Shareholder structure and information on capital
Share capital and shareholder structure
The share capital of Lenzing AG amounted to a total of EUR 40,107,738.37 as at the balance sheet date and is divided into 38,618,180 no-par-value shares. The B&C Group announced on June 12, 2024 that it and the Brazilian pulp producer Suzano S.A. have signed a long-term partnership in connection with the majority interest in Lenzing. As part of this agreement, Suzano S.A. acquired a 15 percent interest in Lenzing AG from the B&C Group. As a consequence, the B&C Group held 37.25 percent of the voting rights and Suzano S.A. held 15 percent of the voting rights as of December 31, 2024. Goldman Sachs Group, Inc. holds 6.97 percent of the shares. The free float amounts to approximately 41 percent. This is divided between Austrian and international investors. The Lenzing Group does not hold any treasury shares.
Position of shareholders
Each no-par-value share grants the shareholder one vote at the Shareholders’ General Meeting of Lenzing AG. Unless provided otherwise by mandatory provisions of the Austrian Stock Corporation Act (AktG), the Shareholders’ General Meeting passes resolutions by a simple majority of the votes cast and – if a majority of the share capital is required – by a simple majority of the share capital represented at the Shareholders’ General Meeting.

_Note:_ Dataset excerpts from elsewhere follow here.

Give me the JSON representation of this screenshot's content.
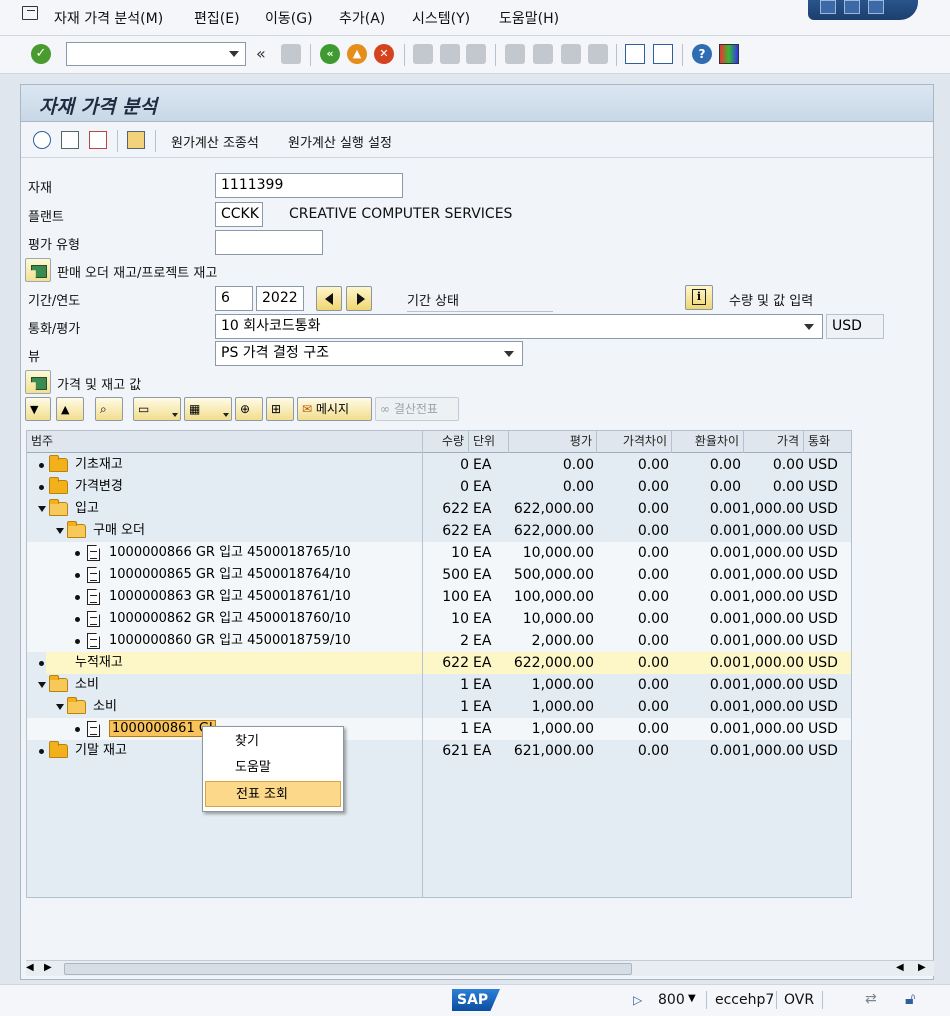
{
  "menu": [
    "자재 가격 분석(M)",
    "편집(E)",
    "이동(G)",
    "추가(A)",
    "시스템(Y)",
    "도움말(H)"
  ],
  "toolbar": {
    "command_value": "",
    "back_label": "«"
  },
  "page_title": "자재 가격 분석",
  "app_toolbar": {
    "link1": "원가계산 조종석",
    "link2": "원가계산 실행 설정"
  },
  "form": {
    "material_label": "자재",
    "material_value": "1111399",
    "plant_label": "플랜트",
    "plant_value": "CCKK",
    "plant_desc": "CREATIVE COMPUTER SERVICES",
    "valuation_type_label": "평가 유형",
    "valuation_type_value": "",
    "sales_order_toggle": "판매 오더 재고/프로젝트 재고",
    "period_label": "기간/연도",
    "period_value": "6",
    "year_value": "2022",
    "period_status_label": "기간 상태",
    "qty_value_entry": "수량 및 값 입력",
    "currency_label": "통화/평가",
    "currency_value": "10 회사코드통화",
    "currency_code": "USD",
    "view_label": "뷰",
    "view_value": "PS 가격 결정 구조",
    "prices_toggle": "가격 및 재고 값"
  },
  "alv": {
    "message_button": "메시지",
    "closing_doc_button": "결산전표"
  },
  "grid": {
    "headers": [
      "범주",
      "수량",
      "단위",
      "평가",
      "가격차이",
      "환율차이",
      "가격",
      "통화"
    ],
    "rows": [
      {
        "level": 0,
        "icon": "folder",
        "expand": "none",
        "label": "기초재고",
        "qty": "0",
        "unit": "EA",
        "valuation": "0.00",
        "price_diff": "0.00",
        "fx_diff": "0.00",
        "price": "0.00",
        "curr": "USD",
        "style": "base"
      },
      {
        "level": 0,
        "icon": "folder",
        "expand": "none",
        "label": "가격변경",
        "qty": "0",
        "unit": "EA",
        "valuation": "0.00",
        "price_diff": "0.00",
        "fx_diff": "0.00",
        "price": "0.00",
        "curr": "USD",
        "style": "base"
      },
      {
        "level": 0,
        "icon": "folder-open",
        "expand": "open",
        "label": "입고",
        "qty": "622",
        "unit": "EA",
        "valuation": "622,000.00",
        "price_diff": "0.00",
        "fx_diff": "0.00",
        "price": "1,000.00",
        "curr": "USD",
        "style": "base"
      },
      {
        "level": 1,
        "icon": "folder-open",
        "expand": "open",
        "label": "구매 오더",
        "qty": "622",
        "unit": "EA",
        "valuation": "622,000.00",
        "price_diff": "0.00",
        "fx_diff": "0.00",
        "price": "1,000.00",
        "curr": "USD",
        "style": "base"
      },
      {
        "level": 2,
        "icon": "doc",
        "expand": "none",
        "label": "1000000866 GR 입고 4500018765/10",
        "qty": "10",
        "unit": "EA",
        "valuation": "10,000.00",
        "price_diff": "0.00",
        "fx_diff": "0.00",
        "price": "1,000.00",
        "curr": "USD",
        "style": "alt"
      },
      {
        "level": 2,
        "icon": "doc",
        "expand": "none",
        "label": "1000000865 GR 입고 4500018764/10",
        "qty": "500",
        "unit": "EA",
        "valuation": "500,000.00",
        "price_diff": "0.00",
        "fx_diff": "0.00",
        "price": "1,000.00",
        "curr": "USD",
        "style": "alt"
      },
      {
        "level": 2,
        "icon": "doc",
        "expand": "none",
        "label": "1000000863 GR 입고 4500018761/10",
        "qty": "100",
        "unit": "EA",
        "valuation": "100,000.00",
        "price_diff": "0.00",
        "fx_diff": "0.00",
        "price": "1,000.00",
        "curr": "USD",
        "style": "alt"
      },
      {
        "level": 2,
        "icon": "doc",
        "expand": "none",
        "label": "1000000862 GR 입고 4500018760/10",
        "qty": "10",
        "unit": "EA",
        "valuation": "10,000.00",
        "price_diff": "0.00",
        "fx_diff": "0.00",
        "price": "1,000.00",
        "curr": "USD",
        "style": "alt"
      },
      {
        "level": 2,
        "icon": "doc",
        "expand": "none",
        "label": "1000000860 GR 입고 4500018759/10",
        "qty": "2",
        "unit": "EA",
        "valuation": "2,000.00",
        "price_diff": "0.00",
        "fx_diff": "0.00",
        "price": "1,000.00",
        "curr": "USD",
        "style": "alt"
      },
      {
        "level": 0,
        "icon": "none",
        "expand": "none",
        "label": "누적재고",
        "qty": "622",
        "unit": "EA",
        "valuation": "622,000.00",
        "price_diff": "0.00",
        "fx_diff": "0.00",
        "price": "1,000.00",
        "curr": "USD",
        "style": "yellow"
      },
      {
        "level": 0,
        "icon": "folder-open",
        "expand": "open",
        "label": "소비",
        "qty": "1",
        "unit": "EA",
        "valuation": "1,000.00",
        "price_diff": "0.00",
        "fx_diff": "0.00",
        "price": "1,000.00",
        "curr": "USD",
        "style": "base"
      },
      {
        "level": 1,
        "icon": "folder-open",
        "expand": "open",
        "label": "소비",
        "qty": "1",
        "unit": "EA",
        "valuation": "1,000.00",
        "price_diff": "0.00",
        "fx_diff": "0.00",
        "price": "1,000.00",
        "curr": "USD",
        "style": "base"
      },
      {
        "level": 2,
        "icon": "doc",
        "expand": "none",
        "label": "1000000861 GI",
        "qty": "1",
        "unit": "EA",
        "valuation": "1,000.00",
        "price_diff": "0.00",
        "fx_diff": "0.00",
        "price": "1,000.00",
        "curr": "USD",
        "style": "alt",
        "selected": true
      },
      {
        "level": 0,
        "icon": "folder",
        "expand": "none",
        "label": "기말 재고",
        "qty": "621",
        "unit": "EA",
        "valuation": "621,000.00",
        "price_diff": "0.00",
        "fx_diff": "0.00",
        "price": "1,000.00",
        "curr": "USD",
        "style": "base"
      }
    ]
  },
  "context_menu": [
    "찾기",
    "도움말",
    "전표 조회"
  ],
  "status": {
    "client": "800",
    "server": "eccehp7",
    "mode": "OVR"
  },
  "logo_text": "SAP"
}
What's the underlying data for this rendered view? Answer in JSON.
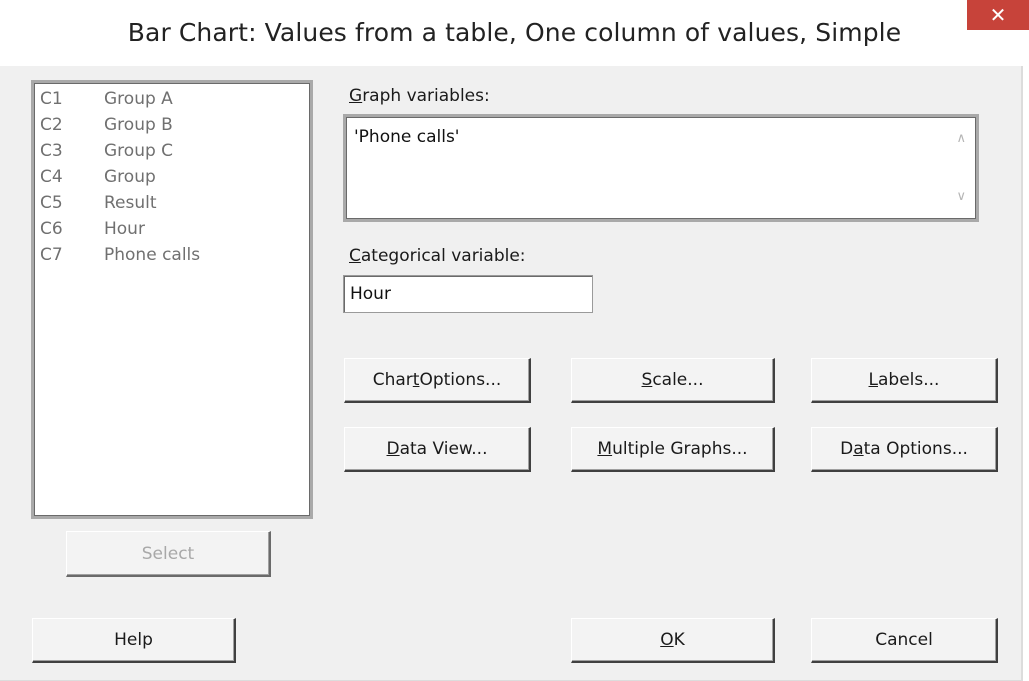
{
  "window": {
    "title": "Bar Chart: Values from a table, One column of values, Simple",
    "close_glyph": "✕"
  },
  "variables": [
    {
      "id": "C1",
      "name": "Group A"
    },
    {
      "id": "C2",
      "name": "Group B"
    },
    {
      "id": "C3",
      "name": "Group C"
    },
    {
      "id": "C4",
      "name": "Group"
    },
    {
      "id": "C5",
      "name": "Result"
    },
    {
      "id": "C6",
      "name": "Hour"
    },
    {
      "id": "C7",
      "name": "Phone calls"
    }
  ],
  "graph_variables": {
    "label_key": "G",
    "label_rest": "raph variables:",
    "value": "'Phone calls'"
  },
  "categorical_variable": {
    "label_key": "C",
    "label_rest": "ategorical variable:",
    "value": "Hour"
  },
  "buttons": {
    "chart_options": {
      "pre": "Char",
      "key": "t",
      "post": " Options..."
    },
    "scale": {
      "pre": "",
      "key": "S",
      "post": "cale..."
    },
    "labels": {
      "pre": "",
      "key": "L",
      "post": "abels..."
    },
    "data_view": {
      "pre": "",
      "key": "D",
      "post": "ata View..."
    },
    "multiple_graphs": {
      "pre": "",
      "key": "M",
      "post": "ultiple Graphs..."
    },
    "data_options": {
      "pre": "D",
      "key": "a",
      "post": "ta Options..."
    },
    "select": "Select",
    "help": "Help",
    "ok": {
      "pre": "",
      "key": "O",
      "post": "K"
    },
    "cancel": "Cancel"
  }
}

No shares exist that grant special control rights. By resolution of the Annual General Meeting on April 18, 2024, the Managing Board was authorized, with Supervisory Board assent, to purchase treasury shares in the company for a period of 30 months from the date of the resolution pursuant to Section 65 Para. 1 nos. 4 and 8, and Paras. 1a and 1b AktG. The treasury shares purchased by the company may not exceed 10 percent of the company’s share capital. The consideration to be paid for the repurchase must lie within a range of plus/minus 25 percent of the weighted average closing price on the last 20 stock exchange days preceding the start of the corresponding repurchasing program of the Lenzing share.
The Managing Board was also authorized, subject to Supervisory Board assent, to withdraw repurchased treasury shares without any further resolution by the Shareholders’ General Meeting (including the authorization of the Supervisory Board to adopt changes to the articles of association resulting from withdrawing the shares), or to resell them and to determine the conditions of sale. These authorizations can be exercised in full, in several parts, and in pursuit of one or several objectives by the company, by a subsidiary (Section 189a no. 7 of the Austrian Commercial Code [UGB]) or by third parties for the company’s account.
In addition, the Managing Board was authorized for a period of five years from the date of the resolution to approve the sale of treasury shares, subject to Supervisory Board assent, in any manner permitted by law other than through the stock exchange or public offer, and also to exclude shareholders’ repurchasing rights (subscription rights), and to determine the conditions of sale.
A resolution passed by the Annual General Meeting on April 19, 2023 authorized the Managing Board, subject to Supervisory Board assent, to increase the share capital by up to EUR 13,787,034.68 through the issue of up to 13,274,999 no-par-value bearer shares – including in tranches – in exchange for cash and/or non-cash capital contributions, within five years from the entry of the changes in the articles of association in the commercial register and to determine the issue price and the further issue conditions (“Authorized Capital”). This authorized capital was recorded in the commercial register on May 26, 2023. The statutory subscription right may be granted to shareholders in such a manner that the capital increase be assumed by a bank or a syndicate of banks with the obligation to offer it to the shareholders in accordance with their subscription right (indirect subscription right).
The Managing Board was also authorized, subject to Supervisory Board assent, to exclude shareholders’ subscription rights in the event of a capital increase from the authorized capital in whole or in part (i) if the capital increase in exchange for non-cash capital contributions is realized for the purpose of acquiring companies, parts of companies, operations, parts of operations, participating interests in companies, or other assets connected with an acquisition project, (ii) to satisfy an over-allotment option (greenshoe) or (iii) to compensate for fractional amounts.
With the implementation of the cash capital increase with subscription rights for existing shareholders in 2023, 12,068,180 new no-par-value bearer shares were issued.
In addition, the Managing Board was authorized by a resolution of the Annual General Meeting on April 19, 2023 to issue, subject to Supervisory Board assent, convertible bonds in one or several tranches that grant or provide for the subscription or conversion right or a subscription or conversion obligation for up to 13,274,999 shares in the company. These can be serviced through conditional capital to be approved and/or treasury shares. The issue price and issue conditions are to be determined by the Managing Board, subject to Supervisory Board assent; the issue amount and the exchange ratio are to be determined in accordance with recognized methods of financial mathematics and the price of the company’s shares in a recognized pricing procedure. This authorization is valid until April 19, 2028.
The statutory subscription right may be granted to shareholders in such a manner that the convertible bond be assumed by a bank or a syndicate of banks with the obligation to offer it to the shareholders in accordance with their subscription right (indirect subscription right).